得我者可得天下(45)

2026-06-25

  他是真的有些困了,眼皮时而轻轻耷拉一下,间隙打一个小小的哈欠,伴随着一个迷惑的眼神,像是不明白执剑人怎么还不过来伺候。

  傅寒灯却久久未动。

  他刚从遗匠盟万千修士的目光里走出来,又自满桌热腾腾的饭菜之中缓过神,到此刻才忽然发现,真正难捱的不是那些重舟压阵,也不是天榜显影,而是眼前这一池热雾,和雾里那个理所当然把他留下来的人。

  兰摧玉开始皱眉,眼底也逐渐涌起不耐。

  傅寒灯终于朝前走了一步,身体却又克制地收了半寸。

  他嘴唇微启,一口微凉的空气吸入肺腑,又几息后,才保持着安稳的脚步朝着兰摧玉走去。

  红衣轻褪。

  傅寒灯低着睫毛,鼻尖又嗅到了淡淡冷香,还有独属于他灵血的气息。

  他是他的……一个诡异无比的念头从心中浮出来,他抖了几下睫毛,一边扶着他在池边坐下,一边又取出发簪将那长发盘起。

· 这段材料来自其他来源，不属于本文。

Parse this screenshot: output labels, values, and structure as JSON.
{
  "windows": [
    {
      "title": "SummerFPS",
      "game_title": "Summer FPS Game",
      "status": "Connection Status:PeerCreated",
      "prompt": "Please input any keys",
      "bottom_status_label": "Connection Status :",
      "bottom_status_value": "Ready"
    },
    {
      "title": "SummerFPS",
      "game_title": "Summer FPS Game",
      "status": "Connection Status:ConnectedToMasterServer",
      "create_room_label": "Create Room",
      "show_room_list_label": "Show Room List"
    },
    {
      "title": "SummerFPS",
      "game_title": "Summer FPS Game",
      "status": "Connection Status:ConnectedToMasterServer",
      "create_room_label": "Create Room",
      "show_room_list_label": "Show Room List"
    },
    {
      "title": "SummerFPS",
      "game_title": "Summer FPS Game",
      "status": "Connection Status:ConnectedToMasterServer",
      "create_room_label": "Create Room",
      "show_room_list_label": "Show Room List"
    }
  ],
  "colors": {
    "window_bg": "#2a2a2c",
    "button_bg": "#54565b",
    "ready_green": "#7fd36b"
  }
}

  乌发一收,原本藏在发间的后颈便露了出来,颈线往下没入肩背之间,两侧肩胛微微起着,像雾里将展未展的蝶翼。

  傅寒灯睫毛依旧在闪,理智告诉他不该再看,可目光却像是被什么牢牢钉住一般,迟迟无法收回。

  兰摧玉忽然晃了晃脑袋,确认了头上的发簪很稳,便自己朝着水中一扑,水波荡漾,他很快游到了对面,靠在一片落雪的矮松间,如山间精灵一般朝他看。

  脸庞被热气蒸得朦朦胧胧,傅寒灯几乎要看不清楚,却仍然不受控制地在盯。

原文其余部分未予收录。